I have been trying to understand a domain controller’s initial synchronization requirements, which lead me to write up this post. See, I was reading the Microsoft Forest Recovery white paper, and they specifically state that when restoring a Windows 2008 DC that holds a FSMO role, initial synchronization should be disabled or else AD DS will be unavailable on that domain controller.
This got me wondering exactly what the requirements for initial synchronization are and would a DC really not advertise itself if initial synchronization was not completed at startup. I found in my experimentation, that this was not the case. Read on for further explanation.
Initial Synchronization of FSMO Owners
When a DC that owns a FSMO role boots up, it must complete inbound replication with its known replication partners before it will operate as the FSMO master. Specifically, it must replicate the partition that contains the FSMO role the DC owns. For example, if a DC holds either or both of the forest wide operations masters (the Domain Naming or Schema master), then that DC must successfully replicate the Configuration partition of Active Directory. Similarly, if the DC holds one or more of the domain specific FSMO roles (RID, PDC, Infrastructure) then that DC must successfully replicate the domain partition at startup before it will function as that operations master. See: http://support.microsoft.com/kb/305476
I have a domain of 3 Windows 2003 SP2 DCs and I tested this requirement by booting a DC that owns all FSMO roles when all other DCs were powered down. The machine booted OK, but initially I could not access AD Users and Computers as it said the domain may not be online. After a short delay it was accessible, so I am not sure if this was a initially caused by replication failure or if my virtual machine was just running slow that day. Anyway, I could create new accounts and log on to client machines normally (GPOs, new accounts, etc. all worked). I did not see event ID 1555 warning that initial synchronization had not finished like I thought I would (I did end up seeing this on Windows 2008, see the update at the end for more info). I created a lot of new accounts to exhaust the RID pool and sure enough, I could not request a new pool and had event ID 16651 in the event log. I would also like to note that despite this, dcdiag /test:ridManager reported that it passed successfully.

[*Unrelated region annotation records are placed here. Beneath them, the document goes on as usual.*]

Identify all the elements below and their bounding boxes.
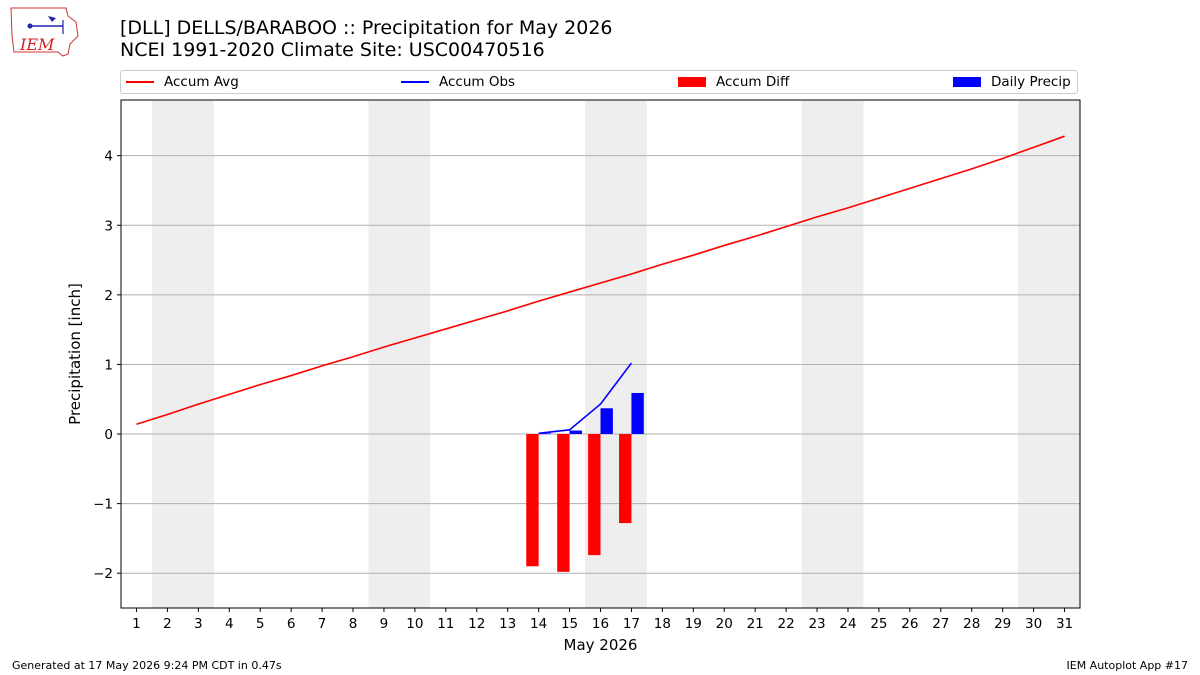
- y-tick-label: 4: [104, 149, 113, 165]
- x-tick-label: 5: [256, 616, 265, 632]
- daily-precip-bar: [631, 392, 644, 435]
- x-tick-label: 11: [437, 616, 454, 632]
- x-tick-label: 6: [287, 616, 296, 632]
- accum-obs-line: [538, 362, 633, 435]
- y-tick-label: 1: [104, 357, 113, 373]
- x-tick-label: 20: [716, 616, 733, 632]
- footer-generated: Generated at 17 May 2026 9:24 PM CDT in …: [12, 659, 282, 672]
- x-tick-label: 29: [994, 616, 1011, 632]
- x-tick-label: 4: [225, 616, 234, 632]
- accum-diff-bar: [619, 434, 632, 524]
- x-tick-label: 24: [839, 616, 856, 632]
- weekend-band: [151, 100, 214, 608]
- x-tick-label: 8: [349, 616, 358, 632]
- legend-label-daily-precip: Daily Precip: [991, 74, 1071, 90]
- weekend-band: [1018, 100, 1080, 608]
- legend-label-accum-obs: Accum Obs: [439, 74, 516, 90]
- x-tick-label: 14: [530, 616, 547, 632]
- x-tick-label: 9: [380, 616, 389, 632]
- accum-diff-bar: [557, 434, 570, 572]
- y-tick-label: −2: [93, 566, 113, 582]
- x-tick-label: 7: [318, 616, 327, 632]
- x-tick-label: 15: [561, 616, 578, 632]
- x-tick-label: 17: [623, 616, 640, 632]
- x-tick-label: 21: [747, 616, 764, 632]
- legend-item-accum-obs: Accum Obs: [401, 71, 515, 93]
- accum-avg-line: [136, 135, 1065, 426]
- chart-title: [DLL] DELLS/BARABOO :: Precipitation for…: [120, 17, 613, 39]
- x-tick-label: 3: [194, 616, 203, 632]
- y-tick-label: 0: [104, 427, 113, 443]
- x-tick-label: 10: [406, 616, 423, 632]
- legend: Accum Avg Accum Obs Accum Diff Daily Pre…: [120, 70, 1078, 94]
- y-axis-ticks: −2 −1 0 1 2 3 4: [93, 149, 121, 582]
- x-tick-label: 16: [592, 616, 609, 632]
- x-tick-label: 13: [499, 616, 516, 632]
- legend-swatch-daily-precip: [953, 77, 981, 87]
- x-tick-label: 30: [1025, 616, 1042, 632]
- legend-label-accum-avg: Accum Avg: [164, 74, 239, 90]
- x-tick-label: 25: [870, 616, 887, 632]
- legend-swatch-accum-avg: [126, 81, 154, 83]
- accum-diff-bar: [526, 434, 539, 567]
- daily-precip-bar: [569, 430, 582, 435]
- legend-swatch-accum-diff: [678, 77, 706, 87]
- logo-text: IEM: [19, 35, 55, 54]
- legend-item-accum-avg: Accum Avg: [126, 71, 239, 93]
- accum-diff-bar: [588, 434, 601, 556]
- x-tick-label: 26: [901, 616, 918, 632]
- x-tick-label: 31: [1056, 616, 1073, 632]
- legend-item-accum-diff: Accum Diff: [678, 71, 789, 93]
- weekend-bands: [151, 100, 1080, 608]
- x-tick-label: 1: [132, 616, 141, 632]
- daily-precip-bar: [600, 408, 613, 435]
- iem-logo: IEM: [10, 7, 79, 57]
- x-tick-label: 18: [654, 616, 671, 632]
- x-tick-label: 27: [932, 616, 949, 632]
- chart-subtitle: NCEI 1991-2020 Climate Site: USC00470516: [120, 39, 545, 61]
- y-tick-label: −1: [93, 497, 113, 513]
- weekend-band: [368, 100, 431, 608]
- x-axis-ticks: 1 2 3 4 5 6 7 8 9 10 11 12 13 14 15 16 17 18 19 20 21 22 23 24 2…: [132, 608, 1073, 632]
- legend-item-daily-precip: Daily Precip: [953, 71, 1071, 93]
- x-tick-label: 19: [685, 616, 702, 632]
- legend-label-accum-diff: Accum Diff: [716, 74, 790, 90]
- y-axis-label: Precipitation [inch]: [66, 283, 84, 425]
- footer-app: IEM Autoplot App #17: [1066, 659, 1189, 672]
- x-tick-label: 2: [163, 616, 172, 632]
- x-tick-label: 12: [468, 616, 485, 632]
- bars: [526, 392, 644, 572]
- series-lines: [136, 135, 1065, 435]
- x-tick-label: 22: [778, 616, 795, 632]
- x-axis-label: May 2026: [564, 636, 638, 654]
- daily-precip-bar: [538, 433, 552, 435]
- legend-swatch-accum-obs: [401, 81, 429, 83]
- y-tick-label: 2: [104, 288, 113, 304]
- x-tick-label: 28: [963, 616, 980, 632]
- x-tick-label: 23: [808, 616, 825, 632]
- weekend-band: [801, 100, 864, 608]
- y-tick-label: 3: [104, 218, 113, 234]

Also, after a period of time, event ID 2092 was logged saying:
This server is the owner of the following FSMO role, but does not consider it valid. For the partition which contains the FSMO, this server has not replicated successfully with any of its partners since this server has been restarted. Replication errors are preventing validation of this role.
Operations which require contacting a FSMO operation master will fail until this condition is corrected.

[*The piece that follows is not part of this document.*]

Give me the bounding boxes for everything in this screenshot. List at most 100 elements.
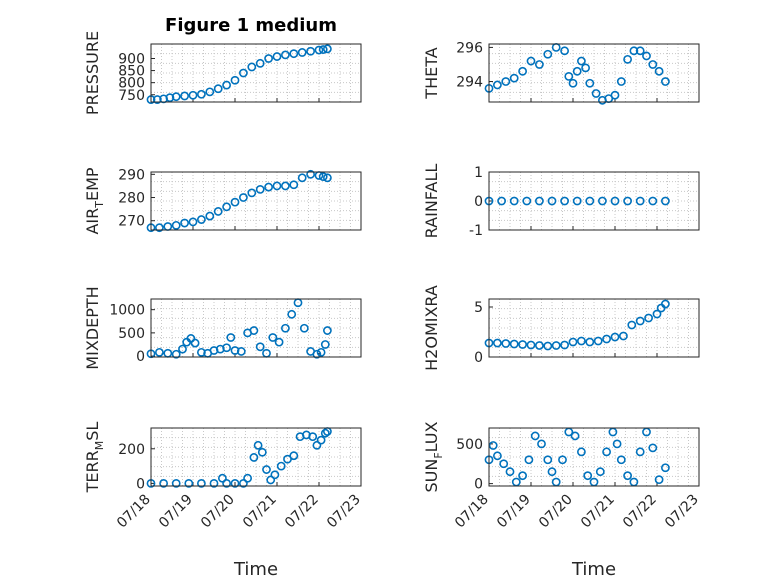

This was logged for each FSMO role held. Finally, I booted another DC and AD was accessible again on the FSMO machine. However, the FSMO DC did not resume FSMO operations until I forced replication to take place.
The purpose of this initial synchronization is to prevent the problems that occur when more than one DC claims to be the owner of an operations master role. By performing a replication at startup, the starting DC can see if there has been a change in FSMO ownership that it may not have been aware of since it was powered off. If it detects a change in ownership of the role, it will no longer act as the owner of that FSMO role.
Now, initial synchronization can be helpful to prevent multiple DCs from holding the same FSMO role in some cases, but it is not fool-proof. To confirm this, I created two sites in my forest: Site-A and Site-B. I moved DC1 (the owner of all FSMO roles and the only GC) and DC2 into Site-A and moved DC3 into Site-B.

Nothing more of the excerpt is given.